看看训练数据集(1: positive, 0: negative)中的一些电影评论及其标签。

for text_batch, label_batch in train_ds.take(1):
  for i in range(5):
    print(label_batch[i].numpy(), text_batch.numpy()[i])
0 b"Oh My God! Please, for the love of all that is holy, Do Not Watch This Movie! It it 82 minutes of my life I will never get back. Sure, I could have stopped watching half way through. But I thought it might get better. It Didn't. Anyone who actually enjoyed this movie is one seriously sick and twisted individual. No wonder us Australians/New Zealanders have a terrible reputation when it comes to making movies. Everything about this movie is horrible, from the acting to the editing. I don't even normally write reviews on here, but in this case I'll make an exception. I only wish someone had of warned me before I hired this catastrophe"
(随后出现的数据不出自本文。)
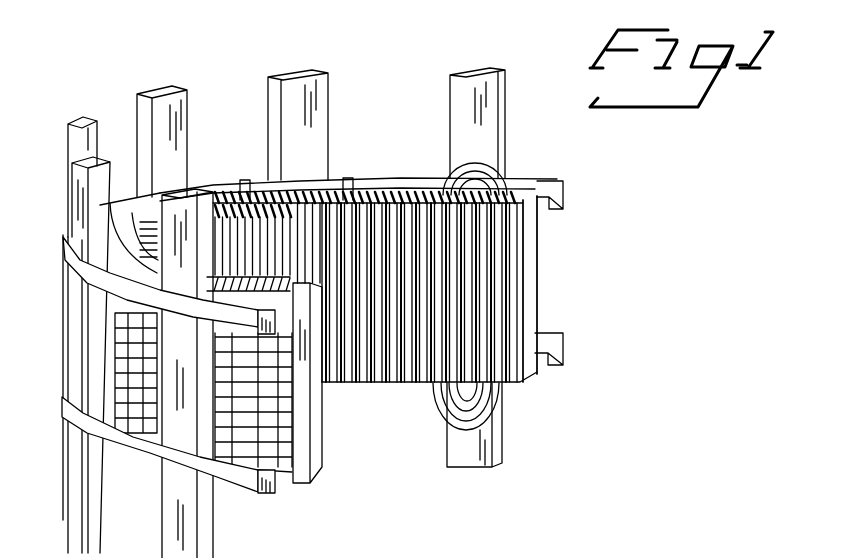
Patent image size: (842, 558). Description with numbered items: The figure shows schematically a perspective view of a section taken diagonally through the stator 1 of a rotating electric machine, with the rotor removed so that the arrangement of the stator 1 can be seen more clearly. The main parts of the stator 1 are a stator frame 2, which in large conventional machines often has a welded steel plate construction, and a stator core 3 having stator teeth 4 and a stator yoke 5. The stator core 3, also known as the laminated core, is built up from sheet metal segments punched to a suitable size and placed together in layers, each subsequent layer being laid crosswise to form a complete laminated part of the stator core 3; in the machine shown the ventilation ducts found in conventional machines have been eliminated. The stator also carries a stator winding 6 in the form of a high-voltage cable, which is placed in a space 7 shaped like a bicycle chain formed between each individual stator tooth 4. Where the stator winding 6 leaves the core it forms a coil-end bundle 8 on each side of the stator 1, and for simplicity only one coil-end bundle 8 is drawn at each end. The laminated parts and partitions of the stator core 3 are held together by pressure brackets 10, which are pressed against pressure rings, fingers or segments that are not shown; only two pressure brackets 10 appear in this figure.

The stator 1 is at (603, 378).
The stator frame 2 is at (225, 493).
The stator core 3 is at (303, 407).
The stator tooth 4 is at (510, 367).
The stator yoke 5 is at (533, 280).
The stator winding 6 is at (460, 175).
The space 7 is at (413, 193).
The coil-end bundle 8 is at (503, 422).
The pressure bracket 10 is at (248, 177).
1 b'This movie is SOOOO funny!!! The acting is WONDERFUL, the Ramones are sexy, the jokes are subtle, and the plot is just what every high schooler dreams of doing to his/her school. I absolutely loved the soundtrack as well as the carefully placed cynicism. If you like monty python, You will love this film. This movie is a tad bit "grease"esk (without all the annoying songs). The songs that are sung are likable; you might even find yourself singing these songs once the movie is through. This musical ranks number two in musicals to me (second next to the blues brothers). But please, do not think of it as a musical per say; seeing as how the songs are so likable, it is hard to tell a carefully choreographed scene is taking place. I think of this movie as more of a comedy with undertones of romance. You will be reminded of what it was like to be a rebellious teenager; needless to say, you will be reminiscing of your old high school days after seeing this film. Highly recommended for both the family (since it is a very youthful but also for adults since there are many jokes that are funnier with age and experience.'
0 b"Alex D. Linz replaces Macaulay Culkin as the central figure in the third movie in the Home Alone empire. Four industrial spies acquire a missile guidance system computer chip and smuggle it through an airport inside a remote controlled toy car. Because of baggage confusion, grouchy Mrs. Hess (Marian Seldes) gets the car. She gives it to her neighbor, Alex (Linz), just before the spies turn up. The spies rent a house in order to burglarize each house in the neighborhood until they locate the car. Home alone with the chicken pox, Alex calls 911 each time he spots a theft in progress, but the spies always manage to elude the police while Alex is accused of making prank calls. The spies finally turn their attentions toward Alex, unaware that he has rigged devices to cleverly booby-trap his entire house. Home Alone 3 wasn't horrible, but probably shouldn't have been made, you can't just replace Macauley Culkin, Joe Pesci, or Daniel Stern. Home Alone 3 had some funny parts, but I don't like when characters are changed in a movie series, view at own risk."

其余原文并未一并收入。